COVID-19 deaths among nursing home residents represented more than 25 percent of U.S. deaths as of March 20, though less than 1 percent of Americans reside in such facilities.
"The grim reality is that, for the elderly, COVID-19 is an almost perfect killing machine," Mark Parkinson, president and CEO of the American Health Care Association, told CNN.
At least 129 COVID-19 cases and 35 deaths were reported in a late February outbreak at Kirkland, Wash.-based Life Care Center. A nursing home near Chicago has 46 residents with COVID-19, and another in New Orleans reported 23 cases, along with five deaths, according to The Washington Post.
Some nursing homes don't require staff to use personal protective equipment because of looming shortages, inconvenience and cost, The Washington Post found.
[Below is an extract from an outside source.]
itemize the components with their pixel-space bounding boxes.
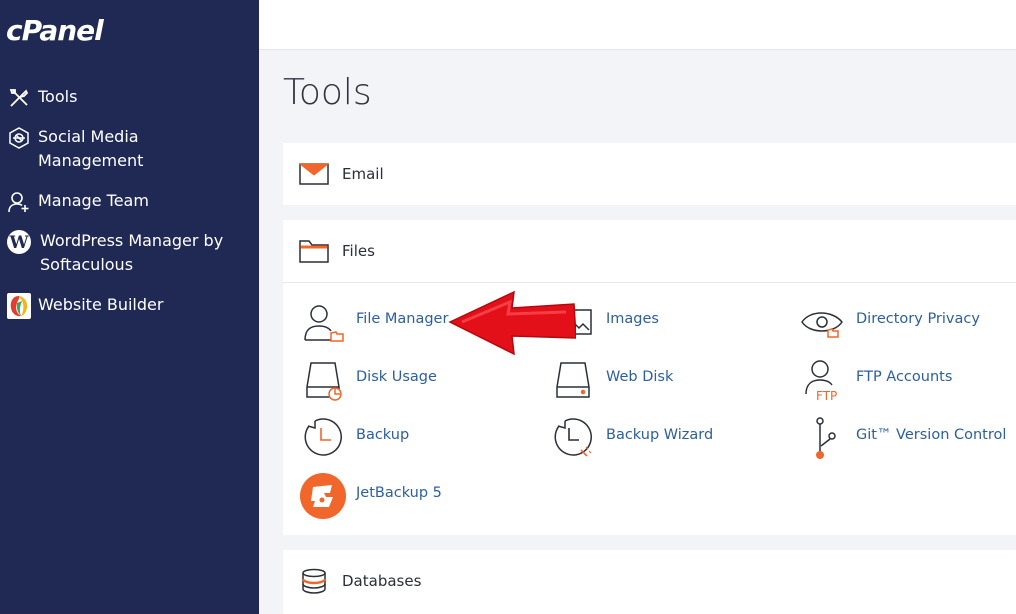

At several facilities with COVID-19 cases, only those with symptoms are tested, even though some patients can be asymptomatic.
Though CMS has banned visitors unless a resident is near death and shut down communal activities and dining, many officials don't think it is enough to stop the virus from spreading. Nearly 40 percent of U.S. nursing homes had at least one infection control deficiency in 2017, a Kaiser Family Foundation analysis found.
"The unfortunate truth is that long-term care facilities do not have the same infection control resources on a daily basis that acute care hospitals have," Jeffrey Duchin, MD, public health officer in King County, Wash., told The Washington Post. "They're not required to have the same amount of infection control, oversight of their work or training. And they don't have funding to bring on people to do that routinely."
"I think you'll see around the country that these facilities are going to be hit very hard by COVID-19," Dr. Duchin said.